Throughout the nation, but particularly in Western Australia, the mining sector is looking for cheaper and greener ways to power its processes. Toward that end, BHP Nickel West has extended its power purchase agreement (PPA) with Southern Cross Energy (SCE) until 2038, a deal which will integrate more renewable energy into Nickel West’s Goldfields operations, including an 18.5 MW solar farm and battery storage system.
The 15-year contract extension between the mining giant and SCE, a subsidiary of Canadian company TransAlta Renewables Inc, replaces the previous contract which was set to expire at the end of 2023. The deal gives SCE the exclusive right to supply electricity to BHP’s Goldfields projects, which given the company’s renewable pedigree, will mean a more sustainable mining process for nickel, a key ingredient in battery storage.
In fact, since Tesla CEO Elon Musk announced at the company’s 2020 Battery Day that it was switching to high-nickel cathodes there has been much talk about a BHP becoming a key nickel supplier for the electric vehicle and battery storage manufacture. Early in October the Australian Financial Review reported that Tesla was in talks with
BHP over a nickel deal. Musk said in a post-earnings call back in July that he would give a “giant” contract to any miner that could produce nickel in an “environmentally sensitive way.” Enter solar PV.
Of course, the integration of renewable energy generation, including wind, solar, a waste heat steam turbine system, and battery storage, will also aid BHP’s own commitment to a 30% reduction in emissions from 2020 levels by 2030 and net zero emissions by 2050. The proposed green energy projects in this renewed contract could see Nickel West’s Scope 2 electricity greenhouse gas emissions reduced by 15% by 2023 on 2020 levels.

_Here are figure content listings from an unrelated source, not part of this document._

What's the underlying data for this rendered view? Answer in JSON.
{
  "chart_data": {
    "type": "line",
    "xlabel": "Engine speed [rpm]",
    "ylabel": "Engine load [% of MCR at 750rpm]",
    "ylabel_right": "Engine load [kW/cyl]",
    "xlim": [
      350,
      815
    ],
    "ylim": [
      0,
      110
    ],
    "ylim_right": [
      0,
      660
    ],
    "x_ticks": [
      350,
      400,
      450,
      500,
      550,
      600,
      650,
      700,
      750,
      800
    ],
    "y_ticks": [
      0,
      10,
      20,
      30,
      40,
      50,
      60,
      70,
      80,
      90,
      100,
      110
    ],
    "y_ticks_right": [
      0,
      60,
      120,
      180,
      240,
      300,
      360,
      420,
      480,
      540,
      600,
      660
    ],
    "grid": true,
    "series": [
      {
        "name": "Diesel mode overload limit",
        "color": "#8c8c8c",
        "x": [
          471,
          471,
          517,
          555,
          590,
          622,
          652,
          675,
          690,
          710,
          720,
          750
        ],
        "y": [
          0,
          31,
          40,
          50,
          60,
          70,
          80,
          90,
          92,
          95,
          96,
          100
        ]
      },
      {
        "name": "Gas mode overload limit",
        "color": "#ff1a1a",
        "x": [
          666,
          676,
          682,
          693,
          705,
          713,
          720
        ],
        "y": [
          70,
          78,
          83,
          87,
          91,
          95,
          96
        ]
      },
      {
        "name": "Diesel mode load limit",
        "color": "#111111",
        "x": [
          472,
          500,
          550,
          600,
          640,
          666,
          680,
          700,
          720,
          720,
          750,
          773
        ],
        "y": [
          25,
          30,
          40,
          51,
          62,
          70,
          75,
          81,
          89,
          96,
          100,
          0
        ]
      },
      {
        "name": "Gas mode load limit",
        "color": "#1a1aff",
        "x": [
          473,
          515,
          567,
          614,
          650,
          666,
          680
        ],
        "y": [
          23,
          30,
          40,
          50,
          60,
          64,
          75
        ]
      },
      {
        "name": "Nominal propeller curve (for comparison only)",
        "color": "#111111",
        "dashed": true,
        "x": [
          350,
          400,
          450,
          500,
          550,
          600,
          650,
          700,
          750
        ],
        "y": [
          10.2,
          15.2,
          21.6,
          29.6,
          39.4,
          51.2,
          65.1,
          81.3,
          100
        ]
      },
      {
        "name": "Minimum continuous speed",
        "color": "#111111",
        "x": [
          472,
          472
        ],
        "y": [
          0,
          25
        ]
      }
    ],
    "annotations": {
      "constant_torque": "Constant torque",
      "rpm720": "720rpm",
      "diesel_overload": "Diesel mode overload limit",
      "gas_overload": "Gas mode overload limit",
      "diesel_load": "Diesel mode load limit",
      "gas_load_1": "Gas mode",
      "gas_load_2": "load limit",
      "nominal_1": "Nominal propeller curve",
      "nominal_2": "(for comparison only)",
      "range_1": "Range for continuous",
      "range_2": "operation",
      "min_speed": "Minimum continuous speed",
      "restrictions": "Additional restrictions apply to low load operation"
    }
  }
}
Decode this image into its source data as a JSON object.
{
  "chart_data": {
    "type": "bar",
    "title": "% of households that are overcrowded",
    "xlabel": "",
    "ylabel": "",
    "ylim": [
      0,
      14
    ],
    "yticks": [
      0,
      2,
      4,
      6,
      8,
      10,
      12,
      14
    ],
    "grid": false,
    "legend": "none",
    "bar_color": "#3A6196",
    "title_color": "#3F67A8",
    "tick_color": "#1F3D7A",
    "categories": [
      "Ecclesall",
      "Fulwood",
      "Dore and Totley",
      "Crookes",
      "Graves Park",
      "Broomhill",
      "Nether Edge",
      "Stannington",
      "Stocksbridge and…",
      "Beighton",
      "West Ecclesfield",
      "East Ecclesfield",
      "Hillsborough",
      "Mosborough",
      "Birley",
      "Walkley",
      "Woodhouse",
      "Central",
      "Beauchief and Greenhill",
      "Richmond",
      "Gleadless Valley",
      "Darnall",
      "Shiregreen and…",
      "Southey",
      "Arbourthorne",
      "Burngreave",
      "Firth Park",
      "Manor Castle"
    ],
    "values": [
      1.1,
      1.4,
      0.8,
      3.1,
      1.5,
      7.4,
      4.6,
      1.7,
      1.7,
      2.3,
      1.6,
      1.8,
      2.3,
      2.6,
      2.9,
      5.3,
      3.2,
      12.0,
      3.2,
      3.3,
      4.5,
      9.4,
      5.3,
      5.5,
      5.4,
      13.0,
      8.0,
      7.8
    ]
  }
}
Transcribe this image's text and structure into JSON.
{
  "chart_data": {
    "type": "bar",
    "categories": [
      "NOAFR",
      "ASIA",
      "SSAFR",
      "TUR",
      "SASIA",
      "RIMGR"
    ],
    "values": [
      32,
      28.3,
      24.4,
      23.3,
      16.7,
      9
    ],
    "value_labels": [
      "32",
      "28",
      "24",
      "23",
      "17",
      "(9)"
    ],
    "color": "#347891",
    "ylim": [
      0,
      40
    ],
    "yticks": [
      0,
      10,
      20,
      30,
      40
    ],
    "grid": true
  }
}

A great support for this reduction will be the construction of an 18.5 MW solar farm and battery energy storage system at Nickel West’s Leinster and Mount Keith operations. “These projects contribute to the first phase of our emissions reduction strategy, as we continue to evaluate plans for additional renewable energy supply to decarbonise our nickel operations,” said Nickel West Asset President Eduard Haegel.
“We are at the beginning of an energy revolution that will transform our world and materially increase demand for nickel,” continued Haegel. “BHP Nickel West is well placed to provide our nickel units sustainably, and with one of the lowest carbon footprints.”
Mining the sun
The mining sector is verging on a new boom, that of renewable (and particularly solar) integration. Mines tend to be remote and, certainly in Australia, sun-drenched. This combo means that solar is a very attractive option to mining operations that have so far relied on diesel.
However, one of the main challenges to solar integration at many mine sites around the world is the tricky nature of mine life expectancy. This is to say, without a long-life expectancy, 10 plus years at least, it is difficult for a mine to commit to an on-site solar or wind farm. So far, the most popular route around this hurdle is PPAs, as in the case of BHP Nickel West and SCE.
However, another option, demonstrated earlier this month at the Agnew Gold Mine in WA, is the installation of solar microgrids on site. The Agnew Gold Mine recently saw the completion of a 7.7 MWp hybrid microgrid and a 2 MW battery storage system by British energy firm Aggreko.
The key to this latter project is that it is a modular and mobile solution. As Aggreko’s Managing Director of Microgrids and Storage Solutions, Karim Wazi, told pv magazine Australia: “For MW-scale semi-permanent solar power plants, we enter into PPA contracts ranging from 5-15 years. This means that if a mine is only operational for five years, Aggreko can demobilise the assets and redeploy them to another customer, thereby assuming utilisation risks and providing flexibility for the customer. In 2021, we are launching a much more redeployable product in the 100kW range that we will be able to offer over rental periods as short as a few months.”